For many, especially the young and urban, AI fills a spiritual void.

Tanmay Shresth, a 23-year-old IT professional in Delhi, uses a Krishna chatbot when existential dread strikes. “It’s non-judgmental, always available, and surprisingly thoughtful,” he says. “In a world that’s moving too fast, it’s a steady voice.”

Vikas Sahu, a former MBA student from Rajasthan, built his own GitaGPT as a side project—only to see 100,000 users flood in within days. He dropped out of school to pursue it full-time. “I want to create a portal to all the gods and goddesses of Hinduism,” he says. “Not as idols—but as living conversations.”

The shadow side of sacred algorithms

But divine chatbots aren’t infallible.

Early versions of GitaGPT once declared, in Krishna’s voice: “Killing to protect dharma is justified.” The backlash was swift. Sahu scrambled to add ethical guardrails. “I realised this wasn’t just code—it was conscience,” he admits.

In 2024, a Catholic chatbot named Father Justin had to be “defrocked” after telling users it could baptise children in Gatorade and perform real sacraments.
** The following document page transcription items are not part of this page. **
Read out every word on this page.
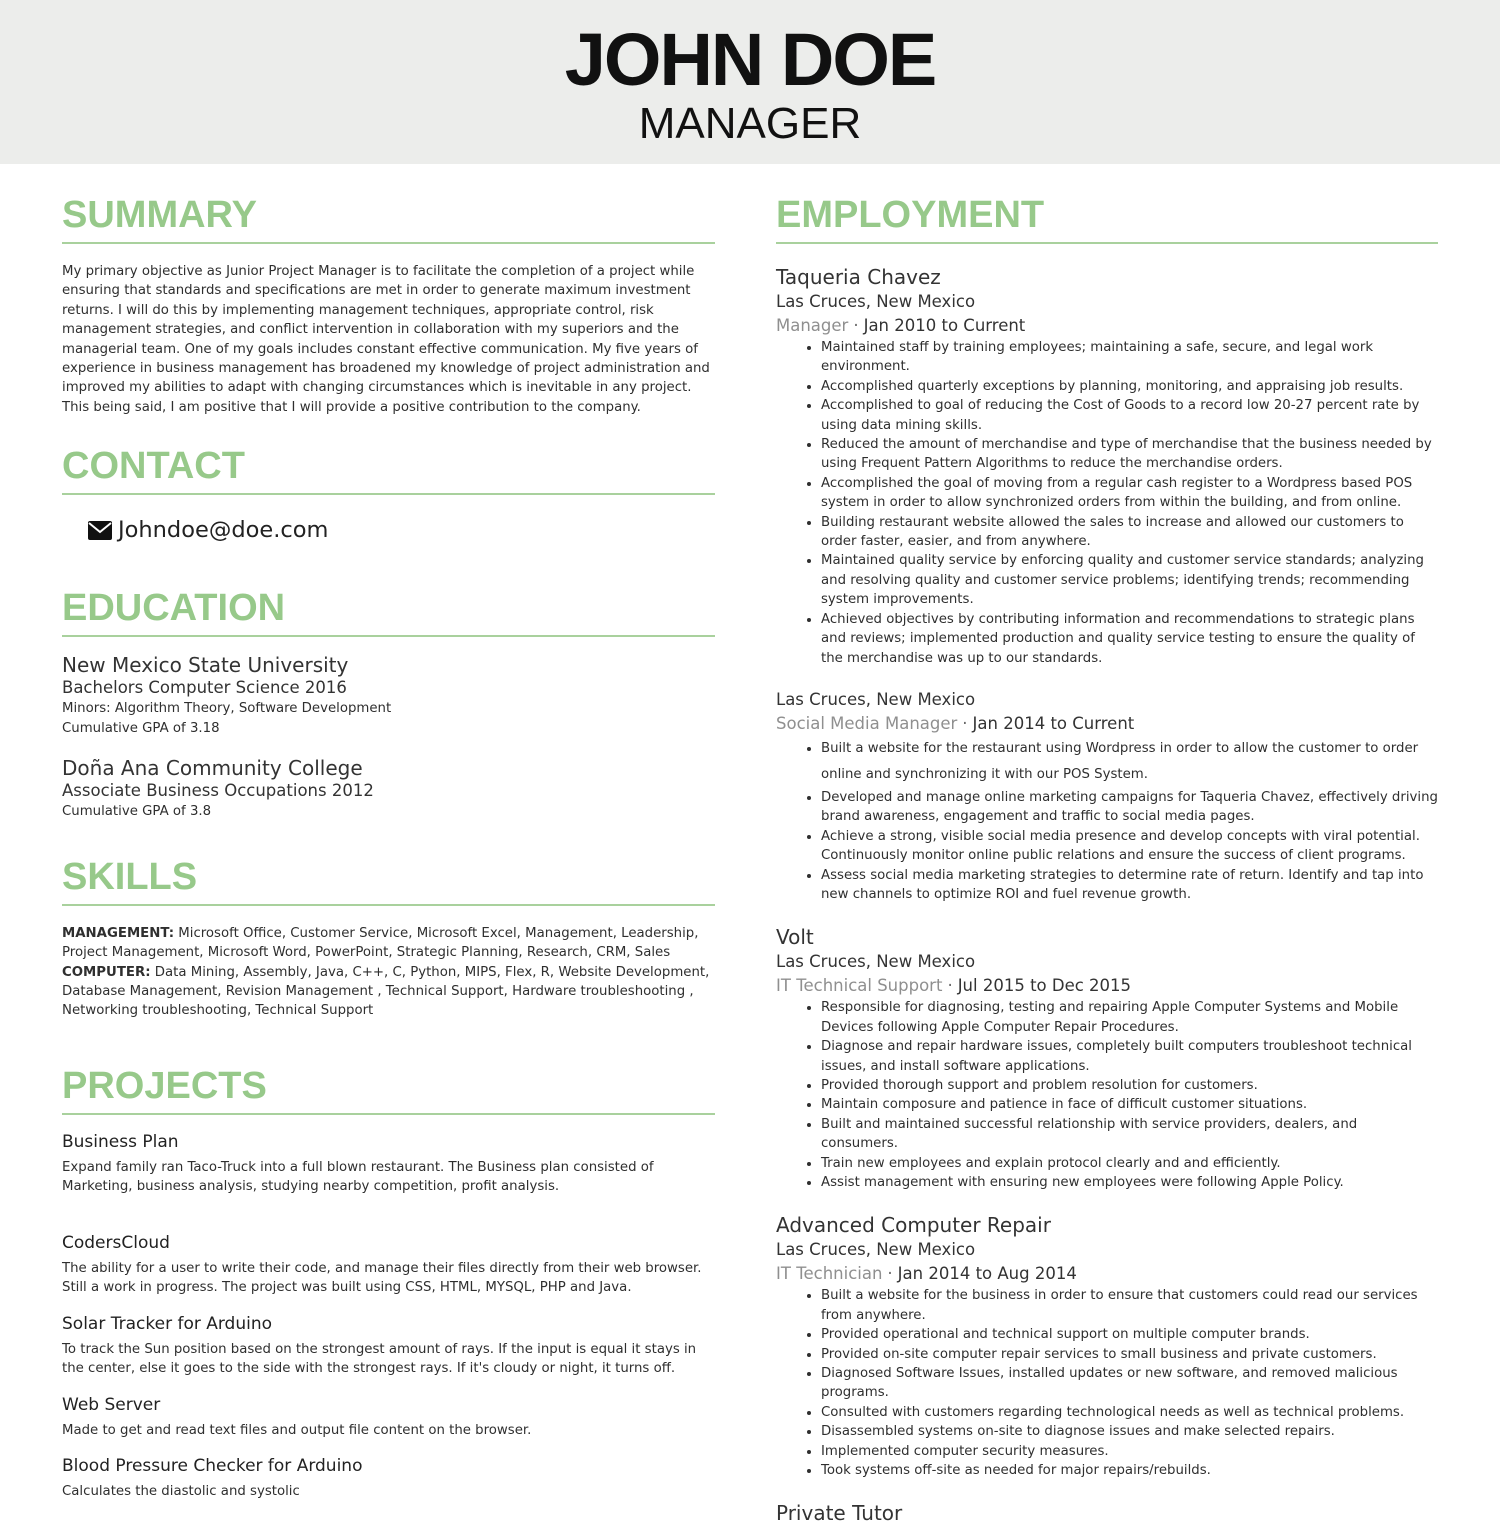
JOHN DOE
MANAGER
SUMMARY

My primary objective as Junior Project Manager is to facilitate the completion of a project while ensuring that standards and specifications are met in order to generate maximum investment returns. I will do this by implementing management techniques, appropriate control, risk management strategies, and conflict intervention in collaboration with my superiors and the managerial team. One of my goals includes constant effective communication. My five years of experience in business management has broadened my knowledge of project administration and improved my abilities to adapt with changing circumstances which is inevitable in any project. This being said, I am positive that I will provide a positive contribution to the company.

CONTACT
Johndoe@doe.com
EDUCATION
New Mexico State University
Bachelors Computer Science 2016
Minors: Algorithm Theory, Software Development
Cumulative GPA of 3.18
Doña Ana Community College
Associate Business Occupations 2012
Cumulative GPA of 3.8
SKILLS

MANAGEMENT: Microsoft Office, Customer Service, Microsoft Excel, Management, Leadership, Project Management, Microsoft Word, PowerPoint, Strategic Planning, Research, CRM, Sales

COMPUTER: Data Mining, Assembly, Java, C++, C, Python, MIPS, Flex, R, Website Development, Database Management, Revision Management , Technical Support, Hardware troubleshooting , Networking troubleshooting, Technical Support

PROJECTS
Business Plan
Expand family ran Taco-Truck into a full blown restaurant. The Business plan consisted of Marketing, business analysis, studying nearby competition, profit analysis.
CodersCloud
The ability for a user to write their code, and manage their files directly from their web browser. Still a work in progress. The project was built using CSS, HTML, MYSQL, PHP and Java.
Solar Tracker for Arduino
To track the Sun position based on the strongest amount of rays. If the input is equal it stays in the center, else it goes to the side with the strongest rays. If it's cloudy or night, it turns off.
Web Server
Made to get and read text files and output file content on the browser.
Blood Pressure Checker for Arduino
Calculates the diastolic and systolic
EMPLOYMENT
Taqueria Chavez
Las Cruces, New Mexico
Manager · Jan 2010 to Current
• Maintained staff by training employees; maintaining a safe, secure, and legal work environment.
• Accomplished quarterly exceptions by planning, monitoring, and appraising job results.
• Accomplished to goal of reducing the Cost of Goods to a record low 20-27 percent rate by using data mining skills.
• Reduced the amount of merchandise and type of merchandise that the business needed by using Frequent Pattern Algorithms to reduce the merchandise orders.
• Accomplished the goal of moving from a regular cash register to a Wordpress based POS system in order to allow synchronized orders from within the building, and from online.
• Building restaurant website allowed the sales to increase and allowed our customers to order faster, easier, and from anywhere.
• Maintained quality service by enforcing quality and customer service standards; analyzing and resolving quality and customer service problems; identifying trends; recommending system improvements.
• Achieved objectives by contributing information and recommendations to strategic plans and reviews; implemented production and quality service testing to ensure the quality of the merchandise was up to our standards.
Las Cruces, New Mexico
Social Media Manager · Jan 2014 to Current
• Built a website for the restaurant using Wordpress in order to allow the customer to order online and synchronizing it with our POS System.
• Developed and manage online marketing campaigns for Taqueria Chavez, effectively driving brand awareness, engagement and traffic to social media pages.
• Achieve a strong, visible social media presence and develop concepts with viral potential. Continuously monitor online public relations and ensure the success of client programs.
• Assess social media marketing strategies to determine rate of return. Identify and tap into new channels to optimize ROI and fuel revenue growth.
Volt
Las Cruces, New Mexico
IT Technical Support · Jul 2015 to Dec 2015
• Responsible for diagnosing, testing and repairing Apple Computer Systems and Mobile Devices following Apple Computer Repair Procedures.
• Diagnose and repair hardware issues, completely built computers troubleshoot technical issues, and install software applications.
• Provided thorough support and problem resolution for customers.
• Maintain composure and patience in face of difficult customer situations.
• Built and maintained successful relationship with service providers, dealers, and consumers.
• Train new employees and explain protocol clearly and and efficiently.
• Assist management with ensuring new employees were following Apple Policy.
Advanced Computer Repair
Las Cruces, New Mexico
IT Technician · Jan 2014 to Aug 2014
• Built a website for the business in order to ensure that customers could read our services from anywhere.
• Provided operational and technical support on multiple computer brands.
• Provided on-site computer repair services to small business and private customers.
• Diagnosed Software Issues, installed updates or new software, and removed malicious programs.
• Consulted with customers regarding technological needs as well as technical problems.
• Disassembled systems on-site to diagnose issues and make selected repairs.
• Implemented computer security measures.
• Took systems off-site as needed for major repairs/rebuilds.
Private Tutor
The app returned—but without the title “Father” or priestly robes.

The problem? AI reflects its creators—and its data. As Oxford theologian Rev. Lyndon Drake warns: “These bots don’t offer neutral truth. They echo the biases, interpretations, and blind spots of those who built them.”

And in a country like India, where digital literacy varies wildly, the risk is real: a villager with a basic smartphone might not see an AI as a tool—but as God’s literal voice.

“The danger isn’t belief,” says Walters. “It’s the loss of questioning. When people stop asking who is speaking—and accept the algorithm as divine—they surrender their spiritual agency.”

A bridge, not a replacement

Yet for many, these bots are less about replacing priests and more about access.

“As often as I visit temples,” says Meel, “I’ve never had a deep conversation with a priest. But with GitaGPT, I get scripture-backed guidance—anytime, anywhere.”

In a world where loneliness is epidemic and spiritual communities are fraying, perhaps AI offers not a replacement for faith, but a digital ashram—a place to pause, reflect, and feel, however briefly, that you’re not alone.

As one user put it: “I don’t need God to be real. I just need to feel heard.”

And right now, in a chat window glowing in the dark, someone—or something—is listening.